Дэвид уже исчез. Я пошел по белому проходу, спустился по нескольким каменным ступеням к шахте лифта. Услышал топот бегущих ног впереди. И тоже побежал.

Передо мной открылся длинный коридор с аркой в конце. Юноша мчался далеко впереди, точно олень. Он повернул к главному входу и скрылся. Я еще быстрее побежал по пустому, чистому, белому коридору. Пронесся между колоннами и очутился на улице, оживленной в этот дождливый летний вечер. Дэвид уже переходил дорогу. Я заметил у него в руках чемоданчик.

После столь долгого одиночества, столь долгой жизни в заточении меня смутило такое обилие лиц. Моросил тихий дождик, кротко и недоверчиво гладил меня по лбу и волосам.

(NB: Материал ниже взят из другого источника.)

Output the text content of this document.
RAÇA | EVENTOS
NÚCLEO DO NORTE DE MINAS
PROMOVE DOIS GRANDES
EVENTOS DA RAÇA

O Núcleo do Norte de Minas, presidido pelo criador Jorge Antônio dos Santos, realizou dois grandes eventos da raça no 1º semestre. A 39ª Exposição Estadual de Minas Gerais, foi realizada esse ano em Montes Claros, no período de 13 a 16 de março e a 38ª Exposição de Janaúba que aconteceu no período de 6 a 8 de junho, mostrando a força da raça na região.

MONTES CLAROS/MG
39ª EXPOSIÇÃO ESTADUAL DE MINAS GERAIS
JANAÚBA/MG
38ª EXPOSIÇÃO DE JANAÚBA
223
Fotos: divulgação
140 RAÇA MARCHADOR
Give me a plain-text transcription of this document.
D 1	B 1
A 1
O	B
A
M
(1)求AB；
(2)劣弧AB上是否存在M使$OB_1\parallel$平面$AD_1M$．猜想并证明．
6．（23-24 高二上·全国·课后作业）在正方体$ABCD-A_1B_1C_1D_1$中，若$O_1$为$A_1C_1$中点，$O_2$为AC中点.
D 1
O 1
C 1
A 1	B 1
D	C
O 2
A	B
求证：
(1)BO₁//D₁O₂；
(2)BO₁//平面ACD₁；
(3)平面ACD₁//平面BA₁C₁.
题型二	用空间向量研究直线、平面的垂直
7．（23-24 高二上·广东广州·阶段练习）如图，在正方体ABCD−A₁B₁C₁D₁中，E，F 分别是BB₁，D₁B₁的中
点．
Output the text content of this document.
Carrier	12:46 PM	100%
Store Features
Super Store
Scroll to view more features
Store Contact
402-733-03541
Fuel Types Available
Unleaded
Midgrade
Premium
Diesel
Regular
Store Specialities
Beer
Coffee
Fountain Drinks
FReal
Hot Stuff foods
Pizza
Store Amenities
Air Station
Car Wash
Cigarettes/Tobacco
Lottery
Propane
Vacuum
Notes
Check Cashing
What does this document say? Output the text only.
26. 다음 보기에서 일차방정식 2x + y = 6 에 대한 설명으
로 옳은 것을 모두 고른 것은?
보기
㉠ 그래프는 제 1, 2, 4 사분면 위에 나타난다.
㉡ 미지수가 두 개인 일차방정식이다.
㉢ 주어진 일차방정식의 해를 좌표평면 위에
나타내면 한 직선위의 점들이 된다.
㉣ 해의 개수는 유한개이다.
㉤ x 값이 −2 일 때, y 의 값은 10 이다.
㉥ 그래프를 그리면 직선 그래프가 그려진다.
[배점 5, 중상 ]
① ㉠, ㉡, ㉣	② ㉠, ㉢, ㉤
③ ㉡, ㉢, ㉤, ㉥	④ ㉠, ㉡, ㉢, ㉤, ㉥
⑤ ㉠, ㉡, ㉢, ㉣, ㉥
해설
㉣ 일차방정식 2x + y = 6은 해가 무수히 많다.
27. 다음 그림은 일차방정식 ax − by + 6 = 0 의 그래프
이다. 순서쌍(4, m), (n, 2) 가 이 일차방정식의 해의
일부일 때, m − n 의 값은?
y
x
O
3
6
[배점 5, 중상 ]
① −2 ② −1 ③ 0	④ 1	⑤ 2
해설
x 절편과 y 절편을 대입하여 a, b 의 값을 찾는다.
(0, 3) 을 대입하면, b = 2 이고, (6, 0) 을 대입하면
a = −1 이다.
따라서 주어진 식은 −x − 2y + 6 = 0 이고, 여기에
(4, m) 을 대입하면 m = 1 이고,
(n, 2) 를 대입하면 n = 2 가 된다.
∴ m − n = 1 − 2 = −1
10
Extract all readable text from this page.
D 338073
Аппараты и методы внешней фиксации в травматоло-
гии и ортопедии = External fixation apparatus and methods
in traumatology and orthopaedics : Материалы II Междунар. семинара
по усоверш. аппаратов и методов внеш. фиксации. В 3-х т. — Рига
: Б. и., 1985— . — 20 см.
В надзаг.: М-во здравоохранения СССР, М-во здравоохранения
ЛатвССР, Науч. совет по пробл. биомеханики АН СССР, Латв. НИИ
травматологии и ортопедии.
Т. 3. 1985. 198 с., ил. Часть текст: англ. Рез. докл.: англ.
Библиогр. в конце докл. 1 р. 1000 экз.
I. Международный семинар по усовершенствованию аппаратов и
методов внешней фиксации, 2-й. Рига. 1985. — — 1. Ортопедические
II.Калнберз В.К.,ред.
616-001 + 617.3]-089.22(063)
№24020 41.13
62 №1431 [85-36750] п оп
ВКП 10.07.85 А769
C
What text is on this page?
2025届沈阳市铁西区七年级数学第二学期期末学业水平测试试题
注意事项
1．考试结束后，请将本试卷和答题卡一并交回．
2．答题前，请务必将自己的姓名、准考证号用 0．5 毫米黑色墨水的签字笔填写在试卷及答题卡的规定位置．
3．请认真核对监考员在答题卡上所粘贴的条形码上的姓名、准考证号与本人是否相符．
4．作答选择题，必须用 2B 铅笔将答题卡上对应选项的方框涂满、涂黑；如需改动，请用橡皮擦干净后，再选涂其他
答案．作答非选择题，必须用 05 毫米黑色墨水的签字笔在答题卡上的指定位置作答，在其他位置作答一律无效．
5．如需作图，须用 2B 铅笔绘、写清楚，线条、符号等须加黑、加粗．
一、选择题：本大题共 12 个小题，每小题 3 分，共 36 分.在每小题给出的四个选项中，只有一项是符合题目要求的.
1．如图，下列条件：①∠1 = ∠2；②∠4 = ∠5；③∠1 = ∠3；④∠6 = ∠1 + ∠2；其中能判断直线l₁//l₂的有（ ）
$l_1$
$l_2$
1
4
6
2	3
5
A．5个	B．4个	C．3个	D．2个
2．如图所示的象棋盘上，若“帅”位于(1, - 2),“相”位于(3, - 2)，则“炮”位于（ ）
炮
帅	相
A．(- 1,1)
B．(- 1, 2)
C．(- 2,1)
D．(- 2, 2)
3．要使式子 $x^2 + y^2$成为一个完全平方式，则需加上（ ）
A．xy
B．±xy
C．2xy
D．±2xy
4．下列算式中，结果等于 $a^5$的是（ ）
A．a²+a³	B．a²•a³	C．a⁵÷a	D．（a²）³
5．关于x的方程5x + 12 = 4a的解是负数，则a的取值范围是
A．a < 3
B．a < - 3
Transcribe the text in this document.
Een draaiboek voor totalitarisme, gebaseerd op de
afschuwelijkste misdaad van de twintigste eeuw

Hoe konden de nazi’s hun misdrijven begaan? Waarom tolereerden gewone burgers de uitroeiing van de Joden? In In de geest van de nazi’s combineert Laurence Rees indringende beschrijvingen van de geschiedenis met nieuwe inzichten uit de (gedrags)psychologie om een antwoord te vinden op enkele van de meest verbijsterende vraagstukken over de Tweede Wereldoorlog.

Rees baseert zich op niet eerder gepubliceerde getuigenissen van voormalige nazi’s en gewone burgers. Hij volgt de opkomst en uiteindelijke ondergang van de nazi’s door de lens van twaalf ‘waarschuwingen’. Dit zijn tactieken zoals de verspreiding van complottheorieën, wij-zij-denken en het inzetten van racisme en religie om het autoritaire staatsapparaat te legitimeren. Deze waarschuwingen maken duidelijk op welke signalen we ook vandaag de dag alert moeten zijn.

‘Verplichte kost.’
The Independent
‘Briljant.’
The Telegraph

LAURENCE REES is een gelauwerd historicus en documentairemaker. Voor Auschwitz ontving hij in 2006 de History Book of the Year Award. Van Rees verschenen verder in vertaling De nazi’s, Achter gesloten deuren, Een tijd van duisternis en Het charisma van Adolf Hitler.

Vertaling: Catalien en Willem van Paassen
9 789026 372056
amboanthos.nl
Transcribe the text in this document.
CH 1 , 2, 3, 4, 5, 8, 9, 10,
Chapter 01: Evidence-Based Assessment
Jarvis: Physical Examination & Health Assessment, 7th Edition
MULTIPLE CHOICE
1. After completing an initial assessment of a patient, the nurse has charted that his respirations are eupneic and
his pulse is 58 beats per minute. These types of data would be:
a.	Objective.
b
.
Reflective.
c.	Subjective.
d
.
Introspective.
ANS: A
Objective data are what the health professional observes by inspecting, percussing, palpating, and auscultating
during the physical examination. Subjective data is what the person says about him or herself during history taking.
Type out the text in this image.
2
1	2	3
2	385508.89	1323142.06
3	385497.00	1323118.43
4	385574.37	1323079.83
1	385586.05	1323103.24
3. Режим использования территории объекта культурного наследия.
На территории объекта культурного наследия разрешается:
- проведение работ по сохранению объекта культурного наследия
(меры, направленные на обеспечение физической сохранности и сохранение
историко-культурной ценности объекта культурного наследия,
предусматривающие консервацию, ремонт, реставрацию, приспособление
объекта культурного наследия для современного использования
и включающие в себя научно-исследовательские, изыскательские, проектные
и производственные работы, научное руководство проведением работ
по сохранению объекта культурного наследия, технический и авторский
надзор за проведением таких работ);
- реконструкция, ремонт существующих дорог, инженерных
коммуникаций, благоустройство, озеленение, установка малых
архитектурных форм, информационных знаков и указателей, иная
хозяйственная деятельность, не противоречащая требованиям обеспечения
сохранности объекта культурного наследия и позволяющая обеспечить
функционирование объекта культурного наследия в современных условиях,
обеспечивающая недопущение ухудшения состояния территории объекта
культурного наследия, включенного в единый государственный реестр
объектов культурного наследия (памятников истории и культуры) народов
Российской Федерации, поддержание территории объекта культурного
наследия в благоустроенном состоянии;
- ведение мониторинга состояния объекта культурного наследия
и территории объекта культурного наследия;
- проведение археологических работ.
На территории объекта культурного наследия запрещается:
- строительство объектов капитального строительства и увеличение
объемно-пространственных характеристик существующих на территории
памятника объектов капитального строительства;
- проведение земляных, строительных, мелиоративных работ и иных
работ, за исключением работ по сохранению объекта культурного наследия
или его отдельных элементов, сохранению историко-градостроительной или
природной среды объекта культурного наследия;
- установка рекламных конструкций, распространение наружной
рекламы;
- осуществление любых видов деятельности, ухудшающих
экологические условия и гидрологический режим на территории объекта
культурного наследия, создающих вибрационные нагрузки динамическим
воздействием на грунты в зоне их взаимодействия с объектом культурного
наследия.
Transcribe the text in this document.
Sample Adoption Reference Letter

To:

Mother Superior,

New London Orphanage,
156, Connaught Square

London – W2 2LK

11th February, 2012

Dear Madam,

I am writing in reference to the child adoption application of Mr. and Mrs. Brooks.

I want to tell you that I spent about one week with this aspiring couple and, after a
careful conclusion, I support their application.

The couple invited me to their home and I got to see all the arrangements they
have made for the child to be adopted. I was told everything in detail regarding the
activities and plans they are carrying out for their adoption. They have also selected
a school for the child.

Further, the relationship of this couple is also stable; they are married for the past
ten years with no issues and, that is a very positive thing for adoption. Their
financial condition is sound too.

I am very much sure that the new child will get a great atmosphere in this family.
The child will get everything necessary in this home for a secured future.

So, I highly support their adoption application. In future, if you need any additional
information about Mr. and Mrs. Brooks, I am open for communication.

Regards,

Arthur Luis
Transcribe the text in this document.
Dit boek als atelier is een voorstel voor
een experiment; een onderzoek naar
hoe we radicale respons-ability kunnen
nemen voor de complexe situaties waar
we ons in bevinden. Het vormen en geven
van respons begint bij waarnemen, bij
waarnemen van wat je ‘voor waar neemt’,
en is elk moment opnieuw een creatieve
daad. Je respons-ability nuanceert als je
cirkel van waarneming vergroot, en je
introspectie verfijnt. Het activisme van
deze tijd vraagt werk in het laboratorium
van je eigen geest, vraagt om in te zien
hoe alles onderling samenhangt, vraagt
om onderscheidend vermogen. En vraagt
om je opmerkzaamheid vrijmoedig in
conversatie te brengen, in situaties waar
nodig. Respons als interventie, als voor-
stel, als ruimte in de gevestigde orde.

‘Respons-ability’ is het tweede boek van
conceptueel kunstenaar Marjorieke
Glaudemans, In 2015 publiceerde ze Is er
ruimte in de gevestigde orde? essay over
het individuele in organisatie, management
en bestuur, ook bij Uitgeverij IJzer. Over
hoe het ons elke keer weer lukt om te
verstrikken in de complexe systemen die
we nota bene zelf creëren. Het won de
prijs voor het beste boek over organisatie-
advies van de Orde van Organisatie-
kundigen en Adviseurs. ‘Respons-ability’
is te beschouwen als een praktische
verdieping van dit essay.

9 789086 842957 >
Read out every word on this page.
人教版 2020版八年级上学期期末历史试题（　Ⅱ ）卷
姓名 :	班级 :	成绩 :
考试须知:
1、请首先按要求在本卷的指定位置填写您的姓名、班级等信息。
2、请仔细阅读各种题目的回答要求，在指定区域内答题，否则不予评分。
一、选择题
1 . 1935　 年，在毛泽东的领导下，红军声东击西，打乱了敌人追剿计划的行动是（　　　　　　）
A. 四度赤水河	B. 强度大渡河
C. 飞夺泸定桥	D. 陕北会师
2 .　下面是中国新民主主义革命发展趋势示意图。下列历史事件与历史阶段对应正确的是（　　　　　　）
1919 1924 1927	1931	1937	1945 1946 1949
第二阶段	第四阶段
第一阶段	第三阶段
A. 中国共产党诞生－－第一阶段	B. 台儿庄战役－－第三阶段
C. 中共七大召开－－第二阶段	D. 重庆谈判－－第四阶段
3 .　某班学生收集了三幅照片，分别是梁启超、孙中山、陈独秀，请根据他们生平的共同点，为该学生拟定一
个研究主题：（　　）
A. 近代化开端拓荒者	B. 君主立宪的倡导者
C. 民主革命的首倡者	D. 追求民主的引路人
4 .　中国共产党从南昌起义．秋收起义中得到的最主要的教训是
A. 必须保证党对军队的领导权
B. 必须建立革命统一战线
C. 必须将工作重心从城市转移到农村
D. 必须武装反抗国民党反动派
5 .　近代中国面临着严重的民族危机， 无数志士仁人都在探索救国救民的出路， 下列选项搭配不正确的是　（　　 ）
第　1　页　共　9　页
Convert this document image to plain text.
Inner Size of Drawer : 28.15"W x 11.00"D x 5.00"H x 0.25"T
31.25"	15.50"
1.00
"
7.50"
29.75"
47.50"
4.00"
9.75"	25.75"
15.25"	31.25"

Желтоватый солнечный свет делал здания яркими и близкими на фоне свинцового неба. Я погнался за Дэвидом через дорогу.

Он снова побежал. Он не оглядывался, но все равно казался преследуемой жертвой. Меня остановил поток машин на боковой улочке, и юноша скрылся из виду. Я видел только его голову вдалеке среди множества других, и мысль, что он может теперь просто исчезнуть и никогда не дать о себе знать, наполнила меня внезапной болью. Я рванул вперед, чуть не угодив под грузовик, и побежал по краю тротуара, продираясь сквозь медлительную густую толпу людей, идущих мне навстречу.

— Дэвид!

Я почти поймал его, но туг он резко повернул в дворик, окруженный зданиями красного кирпича, и я увидел, что мы пришли на железнодорожную станцию. Людей поубавилось. Я поднажал и схватил его за плечо.

— А, это вы. Я думал, Отто.

Какое-то мгновение он выглядел разочарованным. Затем повернулся, и мы уже медленнее пошли вместе в станционный зал.

— Зря ты так бежал. Ты же не уезжаешь?

— Уезжаю.

Дэвид сверился с расписанием на стене и направился к окошечку билетной кассы. Я беспомощно, почти робко стоял за ним. Его лицо тоже стало новым.

Он повернулся ко мне, немного успокоившись и, похоже, ожидая, что я составлю ему компанию.

— Платформа номер три. Двадцать минут до отправления.

Мы молча прошли по мосту. Дэвид столько плакал, что весь его профиль изменился, щеки и нос распухли и блестели. Выражение лица тоже стало другим. Черты лица сместились и распались, как будто лопнула внутренняя пружина, которая стягивала улыбчивые морщинки к его узким глазам. Он не выглядел старше, но напоминал несчастного ребенка. У меня заныло сердце. Но, как и Отто, я чувствовал его привилегированную обособленность.

— Дэвид, мне неловко тебя беспокоить, но я должен. Отто спрашивал… что ты хочешь, чтобы было сделано. Или ты уже что-нибудь устроил?

— Нет. Пожалуйста, позвольте Отто все устроить. Простите, что оставляю это на вас. Сами понимаете, я не мог…

— Конечно, конечно. Все в порядке. У тебя есть какие-то особые пожелания? Еврейские похороны…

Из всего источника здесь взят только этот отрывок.